10. Blizz has given up on gold-ads and just made the Launcher scan my hard drive for credit card information, charge me $10, then I receive 5000 gold in an in-game email.
9. The Frogger gauntlet in Naxx has been moved to west-door of Ogrimmar. Alliance raids going for Thrall shall be forced to go through the front door.
8. The daily quest to steal 12 puppies for the walruses has been modified. We now have to hand out 12 packages of contraception to the Wolvar.
7. The hunter Beastmastery tree has a new talent, "Shutdah3llup", which adjusts all damage-meter addons so that the BM hunter's numbers are always 150DPS higher than anybody else's.
6. Warlocks get a new spell, "Invite2RaidPlz" which allows any warlock to transform into an Arcane-spec'd mage for five minutes
5. The success of Worg Tartar has apparently forced the creation of several sushi and sashimi recipes, using raw fish to make uber-tasty raid foods. /yum!
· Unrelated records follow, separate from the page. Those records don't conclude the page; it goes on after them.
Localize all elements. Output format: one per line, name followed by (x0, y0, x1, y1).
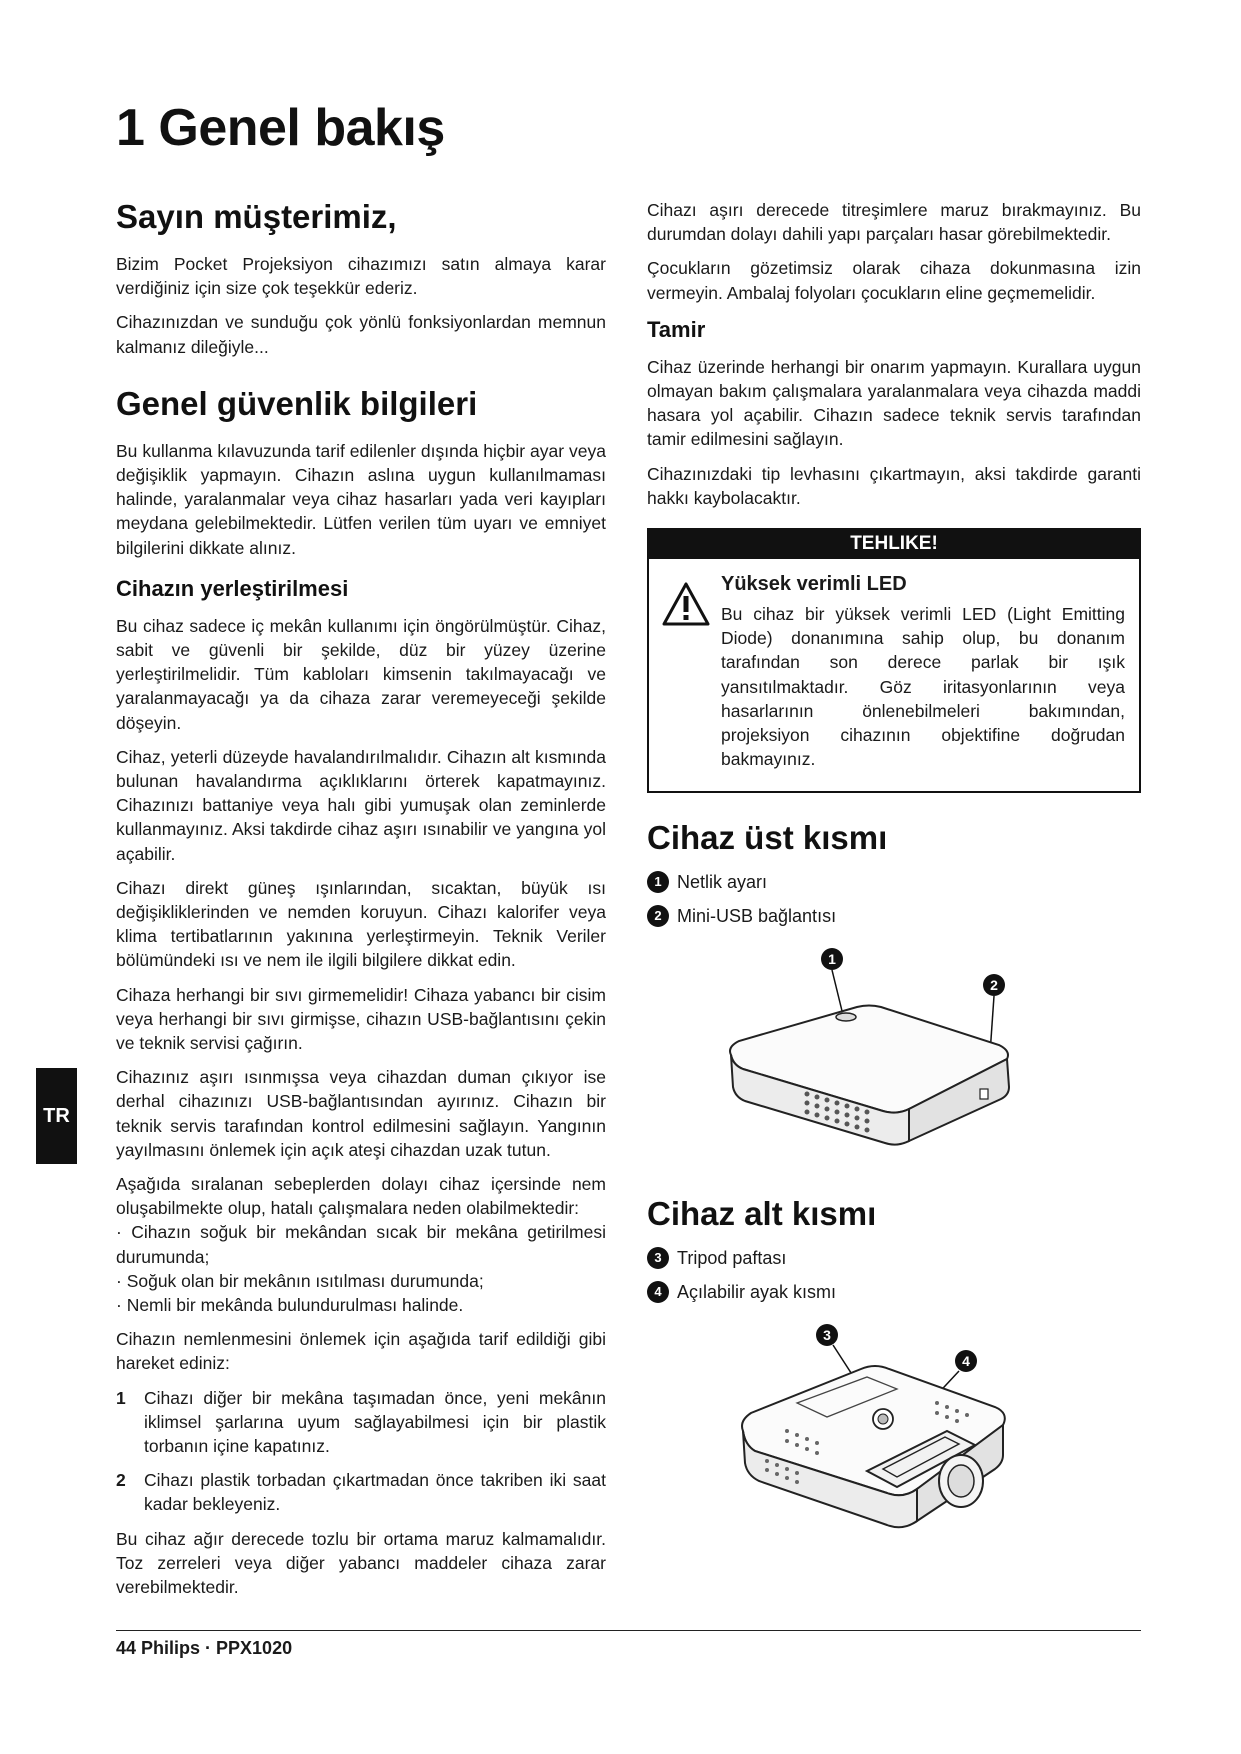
left-column (116, 198, 606, 1609)
step-number: 2 (116, 1470, 126, 1491)
safety-paragraph: Bu kullanma kılavuzunda tarif edilenler dışında hiçbir ayar veya değişiklik yapmayın. Cihazın aslına uygun kullanılmaması halinde, yaralanmalar veya cihaz hasarları yada veri kayıpları meydana gelebilmektedir. Lütfen verilen tüm uyarı ve emniyet bilgilerini dikkate alınız. (116, 440, 606, 558)
placement-paragraph-8: Bu cihaz ağır derecede tozlu bir ortama maruz kalmamalıdır. Toz zerreleri veya diğer yabancı maddeler cihaza zarar verebilmektedir. (116, 1528, 606, 1598)
step-item (116, 1468, 606, 1516)
bullet-item: · Cihazın soğuk bir mekândan sıcak bir mekâna getirilmesi durumunda; (116, 1222, 606, 1267)
device-top-figure (647, 937, 1141, 1177)
placement-paragraph-3: Cihazı direkt güneş ışınlarından, sıcaktan, büyük ısı değişikliklerinden ve nemden koruyun. Cihazı kalorifer veya klima tertibatlarının yakınına yerleştirmeyin. Teknik Veriler bölümündeki ısı ve nem ile ilgili bilgilere dikkat edin. (116, 877, 606, 971)
heading-safety: Genel güvenlik bilgileri (116, 384, 478, 422)
legend-item-foot (647, 1279, 1141, 1305)
placement-paragraph-5: Cihazınız aşırı ısınmışsa veya cihazdan duman çıkıyor ise derhal cihazınızı USB-bağlantısından ayırınız. Cihazın bir teknik servis tarafından kontrol edilmesini sağlayın. Yangının yayılmasını önlemek için açık ateşi cihazdan uzak tutun. (116, 1067, 606, 1160)
heading-placement: Cihazın yerleştirilmesi (116, 575, 349, 601)
projector-bottom-illustration (647, 1313, 1141, 1573)
heading-repair: Tamir (647, 316, 706, 342)
number-badge: 2 (647, 905, 669, 927)
placement-paragraph-6: Aşağıda sıralanan sebeplerden dolayı cihaz içersinde nem oluşabilmekte olup, hatalı çalışmalara neden olabilmektedir: (116, 1173, 606, 1219)
danger-title: Yüksek verimli LED (721, 573, 907, 596)
legend-item-tripod (647, 1245, 1141, 1271)
heading-device-bottom: Cihaz alt kısmı (647, 1195, 877, 1233)
bullet-item: · Nemli bir mekânda bulundurulması halinde. (116, 1294, 464, 1315)
device-bottom-figure (647, 1313, 1141, 1573)
legend-label: Netlik ayarı (677, 872, 768, 893)
intro-paragraph-1: Bizim Pocket Projeksiyon cihazımızı satın almaya karar verdiğiniz için size çok teşekkür ederiz. (116, 253, 606, 299)
number-badge: 4 (647, 1281, 669, 1303)
moisture-bullet-list (116, 1220, 606, 1317)
step-item (116, 1386, 606, 1459)
svg-text:4: 4 (962, 1353, 970, 1370)
footer-rule (116, 1630, 1141, 1631)
warning-triangle-icon (661, 581, 711, 627)
heading-device-top: Cihaz üst kısmı (647, 819, 888, 857)
children-paragraph: Çocukların gözetimsiz olarak cihaza dokunmasına izin vermeyin. Ambalaj folyoları çocukların eline geçmemelidir. (647, 258, 1141, 303)
page-title: 1 Genel bakış (116, 99, 445, 157)
placement-paragraph-7: Cihazın nemlenmesini önlemek için aşağıda tarif edildiği gibi hareket ediniz: (116, 1329, 606, 1374)
language-tab: TR (36, 1068, 77, 1164)
danger-text: Bu cihaz bir yüksek verimli LED (Light Emitting Diode) donanımına sahip olup, bu donanım tarafından son derece parlak bir ışık yansıtılmaktadır. Göz iritasyonlarının veya hasarlarının önlenebilmeleri bakımından, projeksiyon cihazının objektifine doğrudan bakmayınız. (721, 604, 1125, 770)
right-column (647, 198, 1141, 1573)
vibration-paragraph: Cihazı aşırı derecede titreşimlere maruz bırakmayınız. Bu durumdan dolayı dahili yapı parçaları hasar görebilmektedir. (647, 200, 1141, 245)
step-text: Cihazı diğer bir mekâna taşımadan önce, yeni mekânın iklimsel şarlarına uyum sağlayabilmesi için bir plastik torbanın içine kapatınız. (144, 1387, 606, 1456)
legend-item-usb (647, 903, 1141, 929)
number-badge: 3 (647, 1247, 669, 1269)
danger-box (647, 528, 1141, 793)
svg-text:2: 2 (990, 977, 998, 994)
projector-top-illustration (647, 937, 1141, 1177)
placement-paragraph-4: Cihaza herhangi bir sıvı girmemelidir! Cihaza yabancı bir cisim veya herhangi bir sıvı girmişse, cihazın USB-bağlantısını çekin ve teknik servisi çağırın. (116, 984, 606, 1053)
step-text: Cihazı plastik torbadan çıkartmadan önce takriben iki saat kadar bekleyeniz. (144, 1470, 606, 1515)
bullet-item: · Soğuk olan bir mekânın ısıtılması durumunda; (116, 1270, 484, 1291)
placement-paragraph-2: Cihaz, yeterli düzeyde havalandırılmalıdır. Cihazın alt kısmında bulunan havalandırma açıklıklarını örterek kapatmayınız. Cihazınızı battaniye veya halı gibi yumuşak olan zeminlerde kullanmayınız. Aksi takdirde cihaz aşırı ısınabilir ve yangına yol açabilir. (116, 746, 606, 864)
danger-body (649, 559, 1139, 791)
moisture-steps (116, 1386, 606, 1517)
step-number: 1 (116, 1387, 126, 1408)
svg-text:3: 3 (823, 1327, 831, 1344)
legend-item-focus (647, 869, 1141, 895)
placement-paragraph-1: Bu cihaz sadece iç mekân kullanımı için öngörülmüştür. Cihaz, sabit ve güvenli bir şekilde, düz bir yüzey üzerine yerleştirilmelidir. Tüm kabloları kimsenin takılmayacağı ve yaralanmayacağı ya da cihaza zarar veremeyeceği şekilde döşeyin. (116, 615, 606, 733)
number-badge: 1 (647, 871, 669, 893)
svg-text:1: 1 (828, 951, 836, 968)
legend-label: Tripod paftası (677, 1248, 787, 1269)
page-footer: 44 Philips · PPX1020 (116, 1638, 293, 1658)
danger-label: TEHLIKE! (649, 530, 1139, 559)
heading-customer: Sayın müşterimiz, (116, 198, 397, 235)
intro-paragraph-2: Cihazınızdan ve sunduğu çok yönlü fonksiyonlardan memnun kalmanız dileğiyle... (116, 312, 606, 357)
legend-label: Açılabilir ayak kısmı (677, 1282, 837, 1303)
legend-label: Mini-USB bağlantısı (677, 906, 837, 927)
repair-paragraph-2: Cihazınızdaki tip levhasını çıkartmayın, aksi takdirde garanti hakkı kaybolacaktır. (647, 463, 1141, 508)
repair-paragraph-1: Cihaz üzerinde herhangi bir onarım yapmayın. Kurallara uygun olmayan bakım çalışmalara yaralanmalara veya cihazda maddi hasara yol açabilir. Cihazın sadece teknik servis tarafından tamir edilmesini sağlayın. (647, 356, 1141, 450)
4. Winning a Wintergrasp battle apparently crashes the NY Stock Exchange, the FAA radar network, the SONUS nets in the northern Atlantic, the GPS satellite cluster, AT&T's 3G wireless capabilities, and makes all Texas Instrument calculators use reverse Polish notation. Hidden in the patch notes is a snippet of text that says, "this will never work, but WTH."
3. Deadmines is recreated as a 25-man raid instance, skill level above Naxxramas. Edward VanCleef is a level 83 raid boss who has 15 million health and a two minute enrage-timer. Bizarrely, none of the other NPCs in the instance have been upgraded.
2. The goblins have open a "House of Ill-Repute" in Dalaran, upstairs in the leatherworking shop. The LW-shopkeepers sell a variety of new "clothing" and "toys". More will be reported once Mrs. BRK quits staring over our shoulder.
1. It's official: Howling Fajord. All addon developers are scrambling to update their maps and quest-trackers, WoWWiki has already been updated with the correct pronunciation.